Posted: Sunday, February 8, 2015
Richard Carver/Winston-Salem Journal
Better connecting behavioral and physical healthcare for North Carolinians is the goal of another budding partnership between two prominent statewide agencies.
The N.C. Health Information Exchange and Daymark Recovery Services Inc. are establishing a network to help Daymark’s behavioral health patients get the physical healthcare they need in a timely manner.
Daymark provides home health, outpatient and inpatient services to individuals with mental health, substance abuse and developmental disabilities to more than 50,000 North Carolinians annually through their 29 facilities, including in the CenterPoint Human Services and Partners Behavioral Health Management territories.
Daymark’s services include outpatient, psychiatric, telepsychiatry and 24/7 mobile crisis. It operates 44 beds of facility-based crisis capacity, 56 beds of residential capacity, and walk-in crisis services at 25 locations.
Along the way, the exchange is hoping to provide physical health providers, specialists, home health agencies, and long-term care facilities with more insight into how to better handle their patients’ mental health issues and treatment options. Another element is sharing patient records through an electronic health records system.
“Connecting mental and physical health providers through the sharing of patient data is crucial to providing whole patient care, said Jayson Caracciolo, director of stakeholder services for the exchange.

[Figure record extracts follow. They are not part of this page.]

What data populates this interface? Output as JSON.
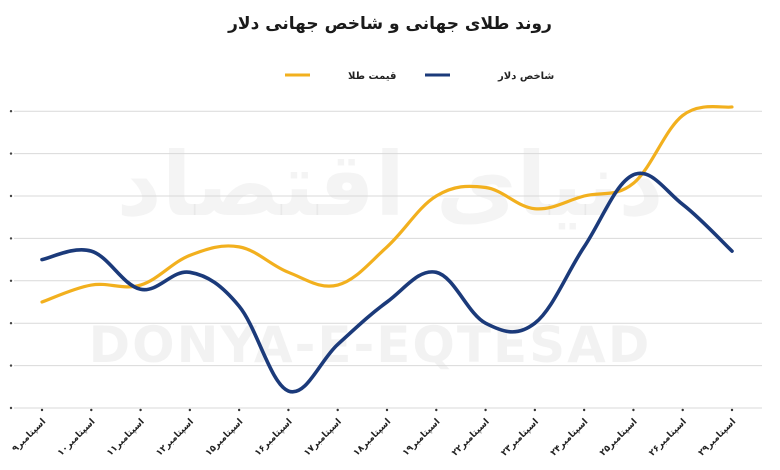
{
  "chart_data": {
    "type": "line",
    "title": "روند طلای جهانی و شاخص جهانی دلار",
    "watermark": {
      "persian": "دنیای اقتصاد",
      "latin": "DONYA-E-EQTESAD"
    },
    "categories": [
      "۹اسپتامبر",
      "۱۰اسپتامبر",
      "۱۱اسپتامبر",
      "۱۲اسپتامبر",
      "۱۵اسپتامبر",
      "۱۶اسپتامبر",
      "۱۷اسپتامبر",
      "۱۸اسپتامبر",
      "۱۹اسپتامبر",
      "۲۲اسپتامبر",
      "۲۳اسپتامبر",
      "۲۴اسپتامبر",
      "۲۵اسپتامبر",
      "۲۶اسپتامبر",
      "۲۹اسپتامبر"
    ],
    "series": [
      {
        "name": "قیمت طلا",
        "color": "#F2B01E",
        "values": [
          2.5,
          2.9,
          2.9,
          3.6,
          3.8,
          3.2,
          2.9,
          3.8,
          5.0,
          5.2,
          4.7,
          5.0,
          5.3,
          6.9,
          7.1
        ]
      },
      {
        "name": "شاخص دلار",
        "color": "#1B3A7A",
        "values": [
          3.5,
          3.7,
          2.8,
          3.2,
          2.4,
          0.4,
          1.5,
          2.5,
          3.2,
          2.0,
          2.0,
          3.8,
          5.5,
          4.8,
          3.7
        ]
      }
    ],
    "ylim": [
      0,
      7.5
    ],
    "grid": true,
    "legend": "top-center"
  }
}
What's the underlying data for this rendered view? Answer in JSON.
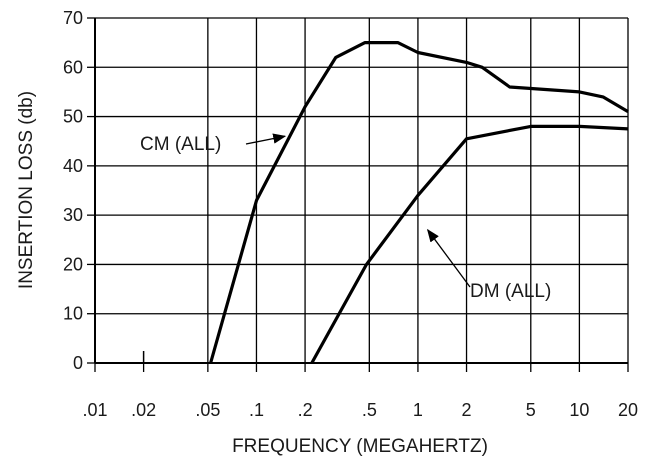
{
  "chart_data": {
    "type": "line",
    "xlabel": "FREQUENCY (MEGAHERTZ)",
    "ylabel": "INSERTION LOSS (db)",
    "x_scale": "log",
    "xlim": [
      0.01,
      20
    ],
    "ylim": [
      0,
      70
    ],
    "grid": true,
    "y_ticks": [
      0,
      10,
      20,
      30,
      40,
      50,
      60,
      70
    ],
    "x_ticks": [
      {
        "value": 0.01,
        "label": ".01"
      },
      {
        "value": 0.02,
        "label": ".02"
      },
      {
        "value": 0.05,
        "label": ".05"
      },
      {
        "value": 0.1,
        "label": ".1"
      },
      {
        "value": 0.2,
        "label": ".2"
      },
      {
        "value": 0.5,
        "label": ".5"
      },
      {
        "value": 1,
        "label": "1"
      },
      {
        "value": 2,
        "label": "2"
      },
      {
        "value": 5,
        "label": "5"
      },
      {
        "value": 10,
        "label": "10"
      },
      {
        "value": 20,
        "label": "20"
      }
    ],
    "series": [
      {
        "name": "CM (ALL)",
        "color": "#000000",
        "points": [
          [
            0.052,
            0
          ],
          [
            0.1,
            33
          ],
          [
            0.2,
            52
          ],
          [
            0.31,
            62
          ],
          [
            0.47,
            65
          ],
          [
            0.75,
            65
          ],
          [
            1.0,
            63
          ],
          [
            2.0,
            61
          ],
          [
            2.5,
            60
          ],
          [
            3.7,
            56
          ],
          [
            10,
            55
          ],
          [
            14,
            54
          ],
          [
            20,
            51
          ]
        ]
      },
      {
        "name": "DM (ALL)",
        "color": "#000000",
        "points": [
          [
            0.22,
            0
          ],
          [
            0.48,
            20
          ],
          [
            1.0,
            34
          ],
          [
            2.0,
            45.5
          ],
          [
            5,
            48
          ],
          [
            10,
            48
          ],
          [
            20,
            47.5
          ]
        ]
      }
    ],
    "annotations": [
      {
        "text": "CM (ALL)",
        "series": "CM (ALL)",
        "arrow_to": [
          0.15,
          46
        ]
      },
      {
        "text": "DM (ALL)",
        "series": "DM (ALL)",
        "arrow_to": [
          1.15,
          27
        ]
      }
    ]
  }
}
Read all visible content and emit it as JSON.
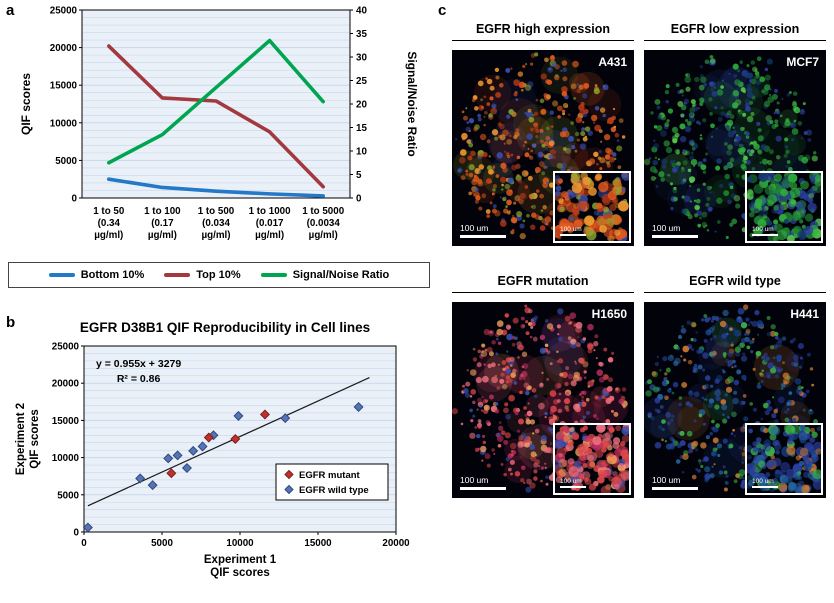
{
  "panels": {
    "a_label": "a",
    "b_label": "b",
    "c_label": "c"
  },
  "colors": {
    "bottom10": "#2478c8",
    "top10": "#a2393f",
    "snr": "#00a550",
    "mutant": "#c0312b",
    "mutant_edge": "#7d1f1c",
    "wildtype": "#5574b4",
    "wildtype_edge": "#31497f",
    "plot_bg": "#eaf0f8",
    "grid": "#c8d7ec",
    "trendline": "#1a1a1a"
  },
  "chart_data": [
    {
      "type": "line",
      "panel": "a",
      "ylabel_left": "QIF scores",
      "ylabel_right": "Signal/Noise Ratio",
      "ylim_left": [
        0,
        25000
      ],
      "ylim_right": [
        0,
        40
      ],
      "yticks_left": [
        0,
        5000,
        10000,
        15000,
        20000,
        25000
      ],
      "yticks_right": [
        0,
        5,
        10,
        15,
        20,
        25,
        30,
        35,
        40
      ],
      "categories": [
        [
          "1 to 50",
          "(0.34",
          "µg/ml)"
        ],
        [
          "1 to 100",
          "(0.17",
          "µg/ml)"
        ],
        [
          "1 to 500",
          "(0.034",
          "µg/ml)"
        ],
        [
          "1 to 1000",
          "(0.017",
          "µg/ml)"
        ],
        [
          "1 to 5000",
          "(0.0034",
          "µg/ml)"
        ]
      ],
      "series": [
        {
          "name": "Bottom 10%",
          "axis": "left",
          "color_key": "bottom10",
          "values": [
            2500,
            1400,
            900,
            550,
            280
          ]
        },
        {
          "name": "Top 10%",
          "axis": "left",
          "color_key": "top10",
          "values": [
            20200,
            13300,
            12900,
            8800,
            1500
          ]
        },
        {
          "name": "Signal/Noise Ratio",
          "axis": "right",
          "color_key": "snr",
          "values": [
            7.5,
            13.5,
            23.5,
            33.5,
            20.5
          ]
        }
      ]
    },
    {
      "type": "scatter",
      "panel": "b",
      "title": "EGFR D38B1 QIF Reproducibility in Cell lines",
      "annotation_lines": [
        "y = 0.955x + 3279",
        "R² = 0.86"
      ],
      "xlabel_lines": [
        "Experiment 1",
        "QIF scores"
      ],
      "ylabel_lines": [
        "Experiment 2",
        "QIF scores"
      ],
      "xlim": [
        0,
        20000
      ],
      "ylim": [
        0,
        25000
      ],
      "xticks": [
        0,
        5000,
        10000,
        15000,
        20000
      ],
      "yticks": [
        0,
        5000,
        10000,
        15000,
        20000,
        25000
      ],
      "trendline": {
        "slope": 0.955,
        "intercept": 3279,
        "x_start": 250,
        "x_end": 18300
      },
      "series": [
        {
          "name": "EGFR mutant",
          "color_key": "mutant",
          "edge_key": "mutant_edge",
          "points": [
            [
              5600,
              7900
            ],
            [
              8000,
              12700
            ],
            [
              9700,
              12500
            ],
            [
              11600,
              15800
            ]
          ]
        },
        {
          "name": "EGFR wild type",
          "color_key": "wildtype",
          "edge_key": "wildtype_edge",
          "points": [
            [
              250,
              600
            ],
            [
              3600,
              7200
            ],
            [
              4400,
              6300
            ],
            [
              5400,
              9900
            ],
            [
              6000,
              10300
            ],
            [
              6600,
              8600
            ],
            [
              7000,
              10900
            ],
            [
              7600,
              11500
            ],
            [
              8300,
              13000
            ],
            [
              9900,
              15600
            ],
            [
              12900,
              15300
            ],
            [
              17600,
              16800
            ]
          ]
        }
      ]
    }
  ],
  "panel_c": {
    "cells": [
      {
        "header": "EGFR high expression",
        "label": "A431",
        "scale_bar": "100 um",
        "inset_scale_bar": "100 um",
        "palette": [
          "#e05a20",
          "#f09a30",
          "#c03a18",
          "#3a4fae",
          "#86a12e"
        ]
      },
      {
        "header": "EGFR low expression",
        "label": "MCF7",
        "scale_bar": "100 um",
        "inset_scale_bar": "100 um",
        "palette": [
          "#2fae3e",
          "#1f7f33",
          "#2b3f9e",
          "#173a6e",
          "#59c84f"
        ]
      },
      {
        "header": "EGFR mutation",
        "label": "H1650",
        "scale_bar": "100 um",
        "inset_scale_bar": "100 um",
        "palette": [
          "#e04848",
          "#f07080",
          "#c03060",
          "#3a4fae",
          "#f0a060"
        ]
      },
      {
        "header": "EGFR wild type",
        "label": "H441",
        "scale_bar": "100 um",
        "inset_scale_bar": "100 um",
        "palette": [
          "#2b3f9e",
          "#3bb54a",
          "#27639e",
          "#16418e",
          "#c87830"
        ]
      }
    ]
  }
}
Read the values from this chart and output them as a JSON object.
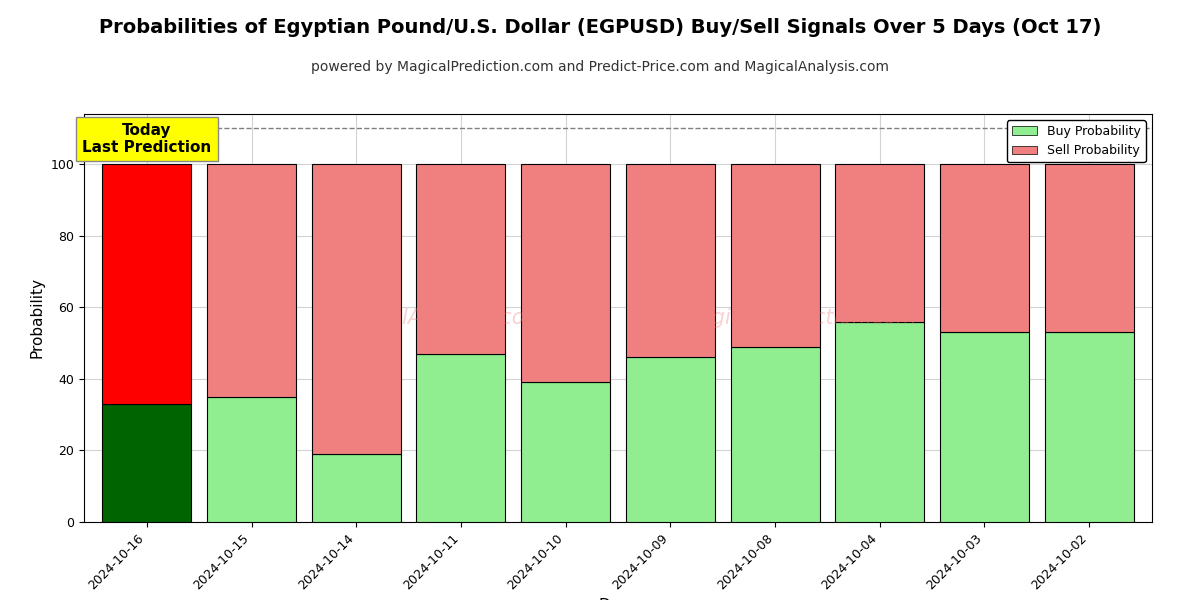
{
  "title": "Probabilities of Egyptian Pound/U.S. Dollar (EGPUSD) Buy/Sell Signals Over 5 Days (Oct 17)",
  "subtitle": "powered by MagicalPrediction.com and Predict-Price.com and MagicalAnalysis.com",
  "xlabel": "Days",
  "ylabel": "Probability",
  "categories": [
    "2024-10-16",
    "2024-10-15",
    "2024-10-14",
    "2024-10-11",
    "2024-10-10",
    "2024-10-09",
    "2024-10-08",
    "2024-10-04",
    "2024-10-03",
    "2024-10-02"
  ],
  "buy_values": [
    33,
    35,
    19,
    47,
    39,
    46,
    49,
    56,
    53,
    53
  ],
  "sell_values": [
    67,
    65,
    81,
    53,
    61,
    54,
    51,
    44,
    47,
    47
  ],
  "today_buy_color": "#006400",
  "today_sell_color": "#ff0000",
  "buy_color": "#90ee90",
  "sell_color": "#f08080",
  "today_annotation_bg": "#ffff00",
  "today_annotation_text": "Today\nLast Prediction",
  "ylim": [
    0,
    114
  ],
  "yticks": [
    0,
    20,
    40,
    60,
    80,
    100
  ],
  "dashed_line_y": 110,
  "legend_buy_label": "Buy Probability",
  "legend_sell_label": "Sell Probability",
  "title_fontsize": 14,
  "subtitle_fontsize": 10,
  "bar_edge_color": "#000000",
  "bar_edge_width": 0.8,
  "bar_width": 0.85
}
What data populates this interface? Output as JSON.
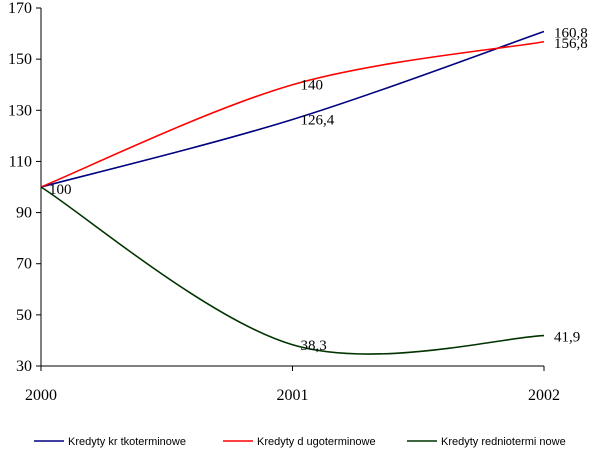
{
  "chart_data": {
    "type": "line",
    "x": [
      "2000",
      "2001",
      "2002"
    ],
    "ylim": [
      30,
      170
    ],
    "yticks": [
      "30",
      "50",
      "70",
      "90",
      "110",
      "130",
      "150",
      "170"
    ],
    "xticks": [
      "2000",
      "2001",
      "2002"
    ],
    "grid": false,
    "legend_position": "bottom",
    "series": [
      {
        "name": "Kredyty kr tkoterminowe",
        "color": "#000080",
        "values": [
          100,
          126.4,
          160.8
        ],
        "labels": [
          "",
          "126,4",
          "160,8"
        ]
      },
      {
        "name": "Kredyty d ugoterminowe",
        "color": "#ff0000",
        "values": [
          100,
          140,
          156.8
        ],
        "labels": [
          "",
          "140",
          "156,8"
        ]
      },
      {
        "name": "Kredyty   redniotermi nowe",
        "color": "#003300",
        "values": [
          100,
          38.3,
          41.9
        ],
        "labels": [
          "100",
          "38,3",
          "41,9"
        ]
      }
    ]
  }
}
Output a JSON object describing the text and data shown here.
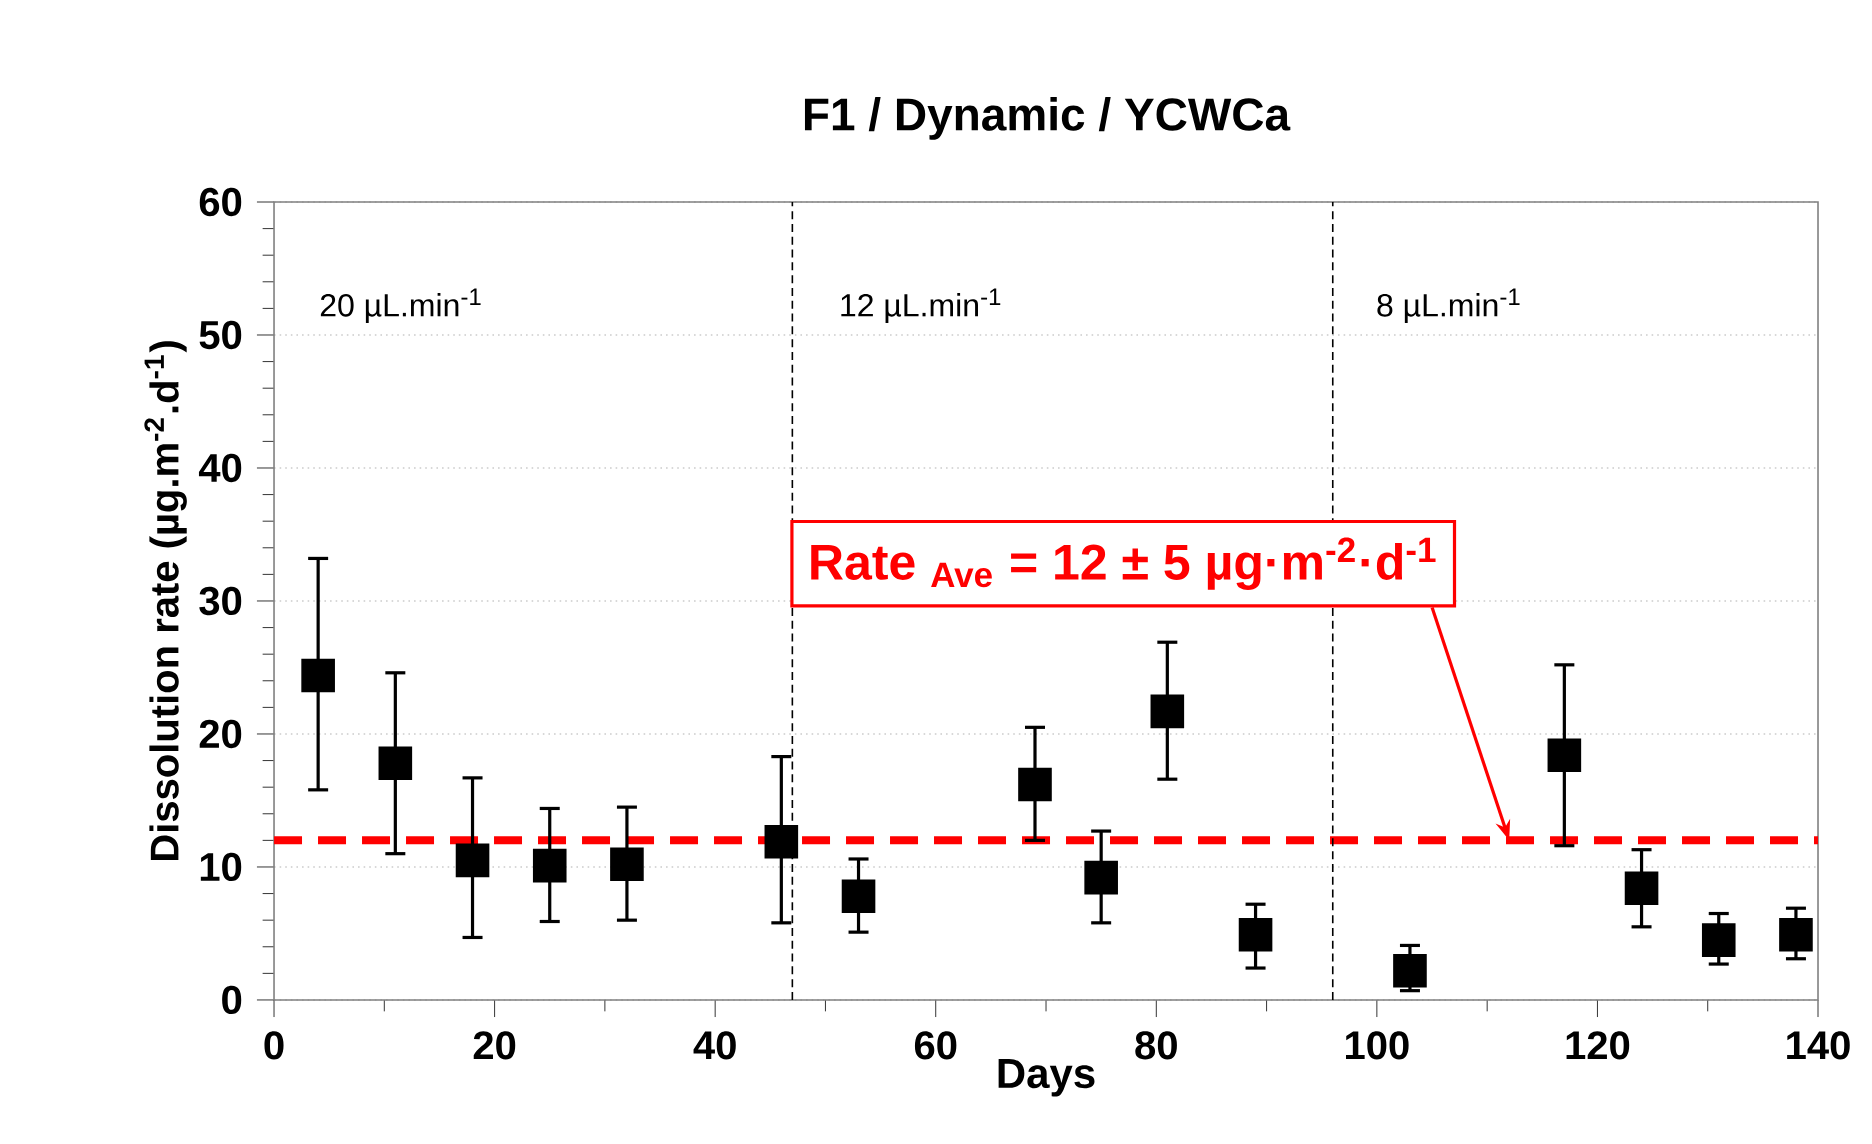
{
  "chart_data": {
    "type": "scatter",
    "title": "F1 / Dynamic /  YCWCa",
    "xlabel": "Days",
    "ylabel": "Dissolution rate (µg.m$^{-2}$.d$^{-1}$)",
    "x": [
      4,
      11,
      18,
      25,
      32,
      46,
      53,
      69,
      75,
      81,
      89,
      103,
      117,
      124,
      131,
      138
    ],
    "series": [
      {
        "color": "#000000",
        "values": [
          24.4,
          17.8,
          10.5,
          10.1,
          10.2,
          11.9,
          7.8,
          16.2,
          9.2,
          21.7,
          4.9,
          2.2,
          18.4,
          8.4,
          4.5,
          4.9
        ],
        "errors": [
          [
            15.8,
            33.2
          ],
          [
            11.0,
            24.6
          ],
          [
            4.7,
            16.7
          ],
          [
            5.9,
            14.4
          ],
          [
            6.0,
            14.5
          ],
          [
            5.8,
            18.3
          ],
          [
            5.1,
            10.6
          ],
          [
            12.0,
            20.5
          ],
          [
            5.8,
            12.7
          ],
          [
            16.6,
            26.9
          ],
          [
            2.4,
            7.2
          ],
          [
            0.7,
            4.1
          ],
          [
            11.6,
            25.2
          ],
          [
            5.5,
            11.3
          ],
          [
            2.7,
            6.5
          ],
          [
            3.1,
            6.9
          ]
        ]
      }
    ],
    "marker": "square",
    "xlim": [
      0,
      140
    ],
    "xticks": [
      0,
      20,
      40,
      60,
      80,
      100,
      120,
      140
    ],
    "ylim": [
      0,
      60
    ],
    "yticks": [
      0,
      10,
      20,
      30,
      40,
      50,
      60
    ],
    "grid": "y",
    "ref_lines": [
      {
        "axis": "y",
        "value": 12,
        "color": "#ff0000",
        "line_style": "dashed"
      },
      {
        "axis": "x",
        "value": 47,
        "color": "#000000",
        "line_style": "dotted"
      },
      {
        "axis": "x",
        "value": 96,
        "color": "#000000",
        "line_style": "dotted"
      }
    ],
    "annotations": [
      "20 µL.min$^{-1}$",
      "12 µL.min$^{-1}$",
      "8 µL.min$^{-1}$",
      {
        "text": "Rate $_{Ave}$ = 12 ± 5 µg·m$^{-2}$·d$^{-1}$",
        "x": 112,
        "y": 12
      }
    ]
  }
}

“Linked, multi-disciplinary teams can communicate and inform each other in real-time, making more customized care possible.”
Dr. Philip Nofal, medical director for Daymark, said the partnership “will greatly improve the quality and availability of health care by making real-time health information a finger click away for both patients and their providers.”
“This will be especially true for people with co-occurring disorders who have multiple providers.”
The accountable care organization (ACO) initiative is at the heart of what the Obama administration wants to accomplish through the Affordable Care Act.
The goal is for physicians, hospitals, rehabilitation centers and other providers to work together to provide higher-quality coordinated care to patients, while attempting to limit increases in health-care costs. The organizations can share in any savings they generate for Medicare — if they meet specified quality targets.
Another example of the whole body initiative is the regional care organization being formed by Mission Health, a hospital system in Asheville, and Smoky Mountain Center, a managed care organization like CenterPoint and Partners.
Emphasizing a “whole body” approach also is at the center of one element of Medicaid reform championed by Gov. Pat McCrory, state health Secretary Dr. Aldona Wos and state House leaders as the preferred option.
The House has supported having up to 24 ACOs that would offer such care and oversight through expanding an existing nonprofit network.
State Senate leaders prefer a significant privatization role in reform, including pursuing out-of-state, for-profit providers to wring out costs. The track record on for-profit providers is mixed in other states, with some providers pulling out after their profit margins shrank over time.
Jerold Greer, Daymark’s chief information officer, said the partnership has “the potential to significantly overhaul the role of psychiatry and behavioral health care as a whole in the North Carolina health-care continuum with this single advancement that complements our existing electronic health care record.
Billy West, executive director of Daymark, said the partnership will assist CenterPoint and Partners because Daymark officials will have access to their clients’ records so they can be treated for any developing physical issues along with behavioral health.
“Now, this is not yet the tool it needs to be,” West said. “It doesn’t yet have a great impact in indigent patients, and some of our staff use it better than others.
“But it beats having to get two staff from different agencies fax information back and forth or try to talk with one another in the hall, assuming they are under the same roof.
“We hope that as Medicaid expansion is considered, new technology innovations for indigent patients are developed and our staff matures on the system, that overall health care will improve and subsequently cost will be driven down so we can do more preventative care and catch problems early in their life cycle,” West said.
Michael Cottingham, communications manager for Northwest Community Care Network, said he believes the exchange’s “ability to connect and share robust data within a secure environment helps improve patient health outcomes.”
“It exciting that such a large and well-respected behavioral health provider has signed up.
“Since 2010, there has been a tremendous statewide response to the exchange, and Daymark’s support will continue to validate the technology as an effective patient treatment tool.”